'Where bides upon this earthly ball
A maid who so embraceth all.'
And where does————,' Superintendent of Public Schools,' find these Perfections, or Maids of Munster?
It must be a wealthy community that, which expects to hire such teachers. And 'to begin with,' they must have 'an attractive personal appearance.' The rogue of a Superintendent!
'Physiology!' Reader, did you ever fairly master even a test book on the subject—say, John Dalton's—and acquire with it the anatomical knowledge essential to a merely superficial comprehension of the subject? Did you ever dissect any, and attend the usual lectures? The Young Lady in question must have done more than this.
'Political Science!'
'Chemistry!' That is rather a heavy draft, too. We have been closely under old Leopold Gmélin in our time, and worked a winter or so hard at the test glasses, and had divers courses of lectures under divers eminent professors, and read Liebig and Stöckhardt and others more or less—just enough to learn that to honestly teach chemistry, even in the most elementary manner, months and years of additional work were requisite.

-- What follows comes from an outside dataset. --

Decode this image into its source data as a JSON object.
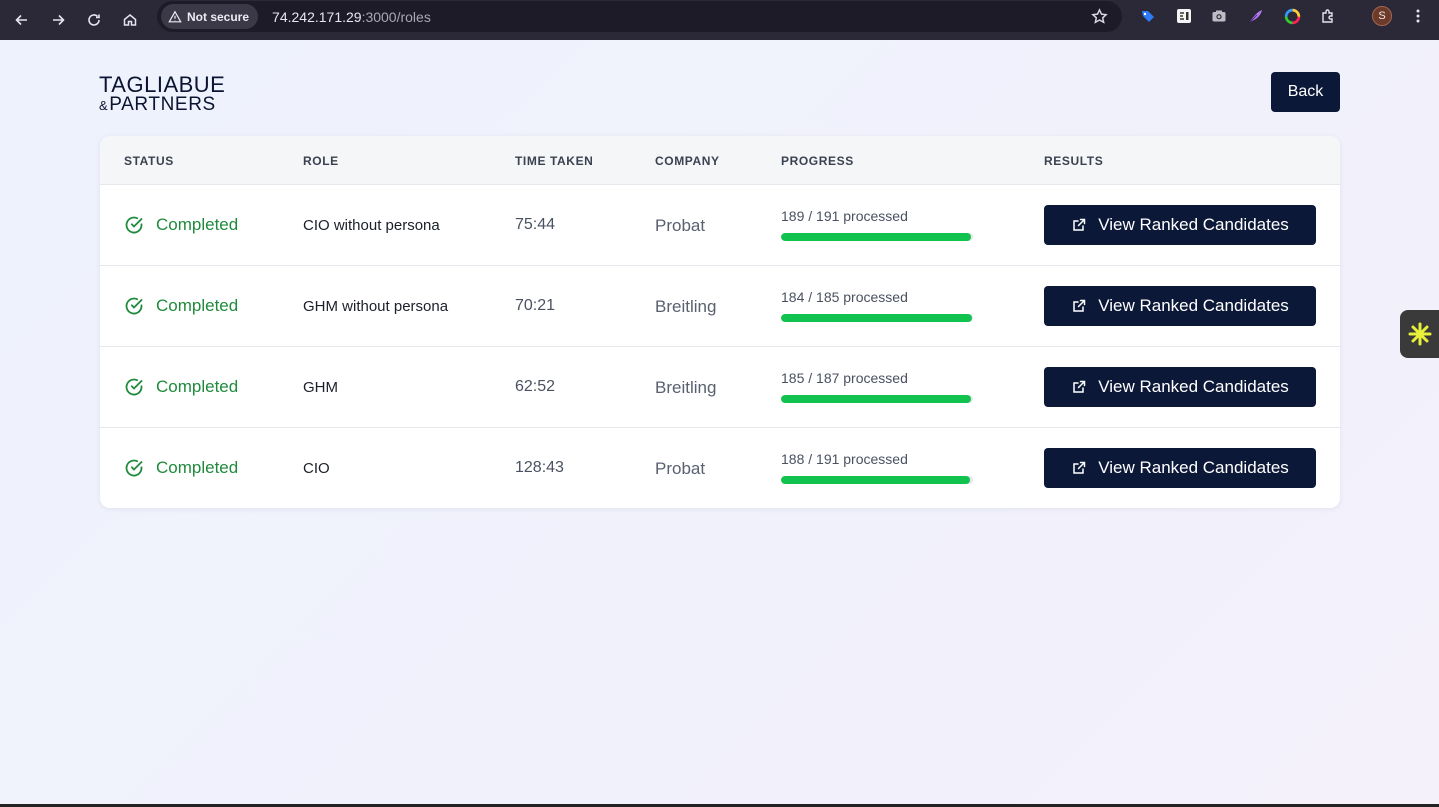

'Botany!' Botany is rather a large-sized object to acquire—even to become the merest amateur. A year's lectures from Dr. Torrey and some hard work over Gray and De Candolle and the rest, are not enough even for this. It was but yesterday and to us that a gentleman whose special pleasure is botany, who has devoted thousands of dollars and years to the pursuit, ridiculed the suggestion that he was qualified to teach it.
'Zoology, Astronomy, Rhetoric, Meteorology, and—History!'
Don't be alarmed, reader. Very possibly the young lady in question will not be too strictly examined in all these branches—- neither will she be required to impart more than the mildest possible of knowledge to her pupils. Very possibly, too, she will teach Chemistry—think of it, ye brethren of the retort!—without experiments!! For just such atrocious and ridiculous humbug have we known to be passed off on children, in 've-ry expensive' 'first-class' ladies' schools in Philadelphia and in New York, for instruction in Chemistry. The young brains were vexed and wearied day after day to acquire by vague description and by rote the details of an almost purely experimental science.